An official video from the Israel Defense Forces released on Saturday showed a string of bombings against combatants and infrastructure. In some cases whole buildings, such as one described as a “Hamas military command centre”, are engulfed in flames, apparently hit by heavy bombs able to destroy a block of flats.

Film shot by photojournalist Yosef Basam showed the terrifying intensity of the attacks on Saturday morning, a succession of loud explosions in the north of the territory captured from a distance. A day earlier, an Al Jazeera video report showed a bombed-out neighbourhood of Khan Younis, where local people said 10 homes had been destroyed.
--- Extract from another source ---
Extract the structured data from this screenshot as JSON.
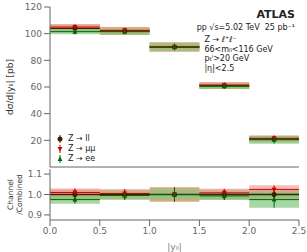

Leaflets dropped by Israel’s military demanded that residents of certain districts near Khan Younis head south to Rafah, on the Egyptian border, warning that the area was now “a dangerous combat zone”. Footage on Saturday showed displaced Palestinians making their way south on the rubble-strewn main Salah al-Din road.

Jason Lee, the Palestine country director for Save the Children, was in Rafah on Friday, and said he had begun to see a fresh population transfer in a country where 1.7 million people have already been displaced and close to 2 million are crowded into the broader south. “How is it possible for people to move again? For many, this is not their first evacuation. The scale and scope of this is unprecedented,” he said.

The aid worker said there were “only two hospitals functioning, with barely any medical supplies”. Fuel and aid deliveries stopped on Friday, and a modest 50 trucks were allowed through the border on Saturday. “If fuel deliveries go down to pre-truce levels, it will be insufficient to run the desalination plants and water wells” on which Palestinians rely on for drinking water, he said.

Camps and shelters are hopelessly overcrowded – in one case by 35 times, Lee said – and outbreaks of gastroenteritis and diarrhoea are becoming increasingly common in a territory where there are about 1.1 million children. Lee said he had seen one family spend a day searching desperately for baby milk for a starving child a few months old, because the mother had been killed.

Trauma, as well as illness, is becoming a deeper problem. Shaheen said her four-year-old daughter was unwell from polluted water and had been unsettled by having to evacuate once already. “She was not eating since the beginning of the war. She’s lost three kilos,” Shaheen said, holding back her emotions. “I can’t describe her situation, to be honest.”